There'd been a story about town, too, that the house contained money, which would be burnt. There was no money. And he would not burn money.

The fire brigade, out of breath, and in pieces of uniform, pulled their reel up the hill to the house. The water pressure, anyhow, too low, as it always was at the end of summer.

They couldn't have done much if the house did get out of control. Still, they stationed themselves about the grounds with beaters.

Crowhurst had been a stamp collector through his life, and had specifically stated that the collection too was to be burnt. It was considered, in conversation about the town, to be the most valuable thing in the
house. He and Backhouse leafed through the thousands of stamps, right up to date with a complete set of the new German stamps.

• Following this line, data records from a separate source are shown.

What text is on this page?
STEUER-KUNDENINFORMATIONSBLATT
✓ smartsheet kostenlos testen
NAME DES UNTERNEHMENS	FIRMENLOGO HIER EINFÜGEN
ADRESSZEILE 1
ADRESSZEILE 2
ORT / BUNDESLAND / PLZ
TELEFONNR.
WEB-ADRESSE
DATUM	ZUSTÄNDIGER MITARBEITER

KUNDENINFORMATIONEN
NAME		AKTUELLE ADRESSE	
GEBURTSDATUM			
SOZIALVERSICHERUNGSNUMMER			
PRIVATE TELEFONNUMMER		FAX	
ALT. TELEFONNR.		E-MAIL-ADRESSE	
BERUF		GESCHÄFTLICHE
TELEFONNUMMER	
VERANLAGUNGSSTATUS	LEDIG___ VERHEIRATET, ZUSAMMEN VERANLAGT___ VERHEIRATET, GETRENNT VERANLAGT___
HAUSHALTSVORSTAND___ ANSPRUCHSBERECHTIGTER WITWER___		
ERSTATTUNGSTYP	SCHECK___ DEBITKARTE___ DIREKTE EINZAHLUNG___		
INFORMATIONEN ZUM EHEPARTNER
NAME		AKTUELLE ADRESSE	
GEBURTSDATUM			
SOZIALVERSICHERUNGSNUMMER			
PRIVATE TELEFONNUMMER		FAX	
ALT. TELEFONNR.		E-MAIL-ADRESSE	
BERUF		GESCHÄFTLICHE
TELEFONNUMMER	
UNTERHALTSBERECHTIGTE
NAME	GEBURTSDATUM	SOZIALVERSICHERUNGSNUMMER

George placed no value on stamp-collecting—misspent time. You could not eat it nor hang it on a wall.

He told Backhouse his thoughts about it, and Backhouse seemed to give the opinion some credit.

To the detail. As the last act he sloshed the kerosene over the stamp albums, opened to allow easier burning. Opened at random pages, the kerosene running over the impassive faces of monarchs, dictators, emperors, triangular stamps, brightly coloured from islands of the South Seas.